Pour l'autre oubli par le prote, la désinvolture est là encore manifeste. Il oublie donc le segment "penchant des têtes d'Arbres du Japon", parce qu'il a sauté une ligne "penchant des têtes d'Arbres du" sur le manuscrit allographe. Toutefois, la mention du mot "Japon" sur la ligne où il reprend son établissement du texte aurait dû l'alerter. Il reprend directement après en reportant le point-virgule, puis "et les façades circulaires..."
 
Un fait à noter, mais dont le prote ne pouvait pour sa part avoir conscience, c'est que la ligne oubliée sur la copie allographe coïncide avec un moment de répétitions clefs : "côtes [illustres : biffé]" et "vallées illustres" font écho au couple plus haut : "côtes modernes" et "dunes illustrées". Je tiens à préciser ce point : le prote a travaillé à partir de la copie allographe et n'a pas pu mépriser ces espèces de répétitions, ce qui fragilise l'idée d'une désinvolture malveillante par agacement et mépris de ce texte poétique insolite.
Il y a eu sans arrêt des oublis autour de la transcription de ce poème. Rimbaud recopie trop vite, il oublie deux fois des passages, mais se reprend. Sur la copie allographe, un oubli d'une ligne apparaît. Sur le texte imprimé, résultat du travail d'un troisième intervenant, nous avons de nouveaux oublis et une improvisation libre pour compenser un problème de déchiffrement. Les deux derniers intervenants n'ont pas remédié à leurs erreurs contrairement à Rimbaud.
Enfin, nouvelle coïncidence, le manuscrit allographe en deux pages fournit le titre avec article "Les Illuminations" flanqué d'une mention "suite" entre parenthèses.
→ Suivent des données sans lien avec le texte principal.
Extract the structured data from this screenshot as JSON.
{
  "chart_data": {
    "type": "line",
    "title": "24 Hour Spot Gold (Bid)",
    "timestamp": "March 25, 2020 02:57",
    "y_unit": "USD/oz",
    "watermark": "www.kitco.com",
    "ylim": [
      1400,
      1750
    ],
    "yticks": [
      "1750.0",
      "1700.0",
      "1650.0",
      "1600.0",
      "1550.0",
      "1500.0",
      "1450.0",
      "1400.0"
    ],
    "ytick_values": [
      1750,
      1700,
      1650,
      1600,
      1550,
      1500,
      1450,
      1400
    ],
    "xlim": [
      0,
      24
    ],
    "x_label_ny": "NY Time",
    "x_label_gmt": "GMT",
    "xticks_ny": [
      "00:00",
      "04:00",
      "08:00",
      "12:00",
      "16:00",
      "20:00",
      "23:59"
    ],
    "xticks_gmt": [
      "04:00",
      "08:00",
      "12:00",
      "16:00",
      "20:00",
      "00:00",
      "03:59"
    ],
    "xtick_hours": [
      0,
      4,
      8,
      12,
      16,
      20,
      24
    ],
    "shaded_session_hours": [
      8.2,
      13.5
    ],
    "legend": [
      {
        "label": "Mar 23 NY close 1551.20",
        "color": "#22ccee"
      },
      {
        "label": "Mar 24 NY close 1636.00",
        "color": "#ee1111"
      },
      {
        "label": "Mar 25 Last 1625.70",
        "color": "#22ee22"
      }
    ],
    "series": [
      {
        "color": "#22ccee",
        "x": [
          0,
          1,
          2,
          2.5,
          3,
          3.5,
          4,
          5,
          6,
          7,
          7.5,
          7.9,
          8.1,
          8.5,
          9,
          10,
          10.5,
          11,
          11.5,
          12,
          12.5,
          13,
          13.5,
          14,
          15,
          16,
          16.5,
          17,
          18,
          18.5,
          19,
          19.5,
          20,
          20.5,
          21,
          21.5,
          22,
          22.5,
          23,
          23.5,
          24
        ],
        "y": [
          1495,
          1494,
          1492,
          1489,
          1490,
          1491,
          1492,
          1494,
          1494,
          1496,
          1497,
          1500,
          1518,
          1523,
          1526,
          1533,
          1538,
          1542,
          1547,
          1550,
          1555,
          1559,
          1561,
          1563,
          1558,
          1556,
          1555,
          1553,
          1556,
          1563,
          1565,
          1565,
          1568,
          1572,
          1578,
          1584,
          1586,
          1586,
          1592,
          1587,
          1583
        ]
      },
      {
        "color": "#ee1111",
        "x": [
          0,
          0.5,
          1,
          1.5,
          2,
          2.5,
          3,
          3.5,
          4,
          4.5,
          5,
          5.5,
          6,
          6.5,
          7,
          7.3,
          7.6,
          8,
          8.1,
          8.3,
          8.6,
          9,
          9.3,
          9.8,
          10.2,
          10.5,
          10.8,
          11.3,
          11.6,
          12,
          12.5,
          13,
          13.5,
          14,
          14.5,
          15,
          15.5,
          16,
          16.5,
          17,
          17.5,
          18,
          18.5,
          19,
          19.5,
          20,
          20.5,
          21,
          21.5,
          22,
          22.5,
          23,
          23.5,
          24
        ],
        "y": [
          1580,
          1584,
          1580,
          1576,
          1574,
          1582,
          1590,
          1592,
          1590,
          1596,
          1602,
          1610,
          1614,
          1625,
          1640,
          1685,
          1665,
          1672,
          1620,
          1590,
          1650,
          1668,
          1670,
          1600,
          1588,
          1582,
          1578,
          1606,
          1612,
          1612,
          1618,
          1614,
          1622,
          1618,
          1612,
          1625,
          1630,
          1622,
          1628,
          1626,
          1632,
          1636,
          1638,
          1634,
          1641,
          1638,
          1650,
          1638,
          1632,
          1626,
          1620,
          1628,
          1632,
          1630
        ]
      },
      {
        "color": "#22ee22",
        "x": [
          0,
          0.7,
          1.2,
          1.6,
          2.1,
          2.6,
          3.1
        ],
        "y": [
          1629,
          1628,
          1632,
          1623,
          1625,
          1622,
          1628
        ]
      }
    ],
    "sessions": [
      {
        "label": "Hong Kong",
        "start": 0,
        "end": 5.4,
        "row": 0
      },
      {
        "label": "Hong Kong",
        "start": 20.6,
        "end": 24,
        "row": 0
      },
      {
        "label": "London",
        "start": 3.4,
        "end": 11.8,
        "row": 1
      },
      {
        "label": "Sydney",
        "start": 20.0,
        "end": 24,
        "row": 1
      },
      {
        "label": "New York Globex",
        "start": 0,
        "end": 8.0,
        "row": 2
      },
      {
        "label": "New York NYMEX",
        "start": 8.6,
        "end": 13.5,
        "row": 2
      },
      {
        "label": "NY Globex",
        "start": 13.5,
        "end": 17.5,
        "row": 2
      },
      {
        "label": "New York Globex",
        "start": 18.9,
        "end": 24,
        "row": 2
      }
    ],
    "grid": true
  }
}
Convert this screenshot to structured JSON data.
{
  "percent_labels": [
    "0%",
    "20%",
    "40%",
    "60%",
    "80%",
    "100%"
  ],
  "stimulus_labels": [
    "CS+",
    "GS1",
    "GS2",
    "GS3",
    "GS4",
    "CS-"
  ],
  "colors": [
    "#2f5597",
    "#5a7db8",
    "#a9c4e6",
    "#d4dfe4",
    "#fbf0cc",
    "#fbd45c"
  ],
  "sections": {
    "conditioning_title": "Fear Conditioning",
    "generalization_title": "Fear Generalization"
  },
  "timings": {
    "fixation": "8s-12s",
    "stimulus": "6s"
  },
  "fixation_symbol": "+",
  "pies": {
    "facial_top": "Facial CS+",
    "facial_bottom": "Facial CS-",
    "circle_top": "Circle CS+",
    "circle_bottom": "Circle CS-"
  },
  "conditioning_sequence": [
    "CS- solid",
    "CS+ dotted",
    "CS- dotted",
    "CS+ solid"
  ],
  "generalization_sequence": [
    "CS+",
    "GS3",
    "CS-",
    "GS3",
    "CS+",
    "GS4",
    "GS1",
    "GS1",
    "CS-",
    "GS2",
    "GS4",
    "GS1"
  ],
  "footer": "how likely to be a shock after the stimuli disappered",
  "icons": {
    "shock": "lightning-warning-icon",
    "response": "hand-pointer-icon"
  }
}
Le manuscrit autographe de "Promontoire" contient pour sa part deux mentions du titre "Illuminations". Je ne crois pas à une autre triple coïncidence où Rimbaud aurait reporté sans raison le titre de son recueil, puis ce titre aurait été reporté sur la copie allographe, puis Vanier aurait reporté à son tour le titre sur la copie autographe où il aurait déjà figuré. Je pense vraiment que les deux mentions du titre sur le manuscrit autographe viennent de Vanier, lequel a eu entre les mains le manuscrit allographe sur deux pages de toute façon, puisque le manuscrit allographe a fini entre les mains du collectionneur Pierre Bérès.
Je ne prétends pas avoir élucidé cette signature "A. R.", mais je devais manifester mon scepticisme quant à l'hypothèse d'une mention autographe.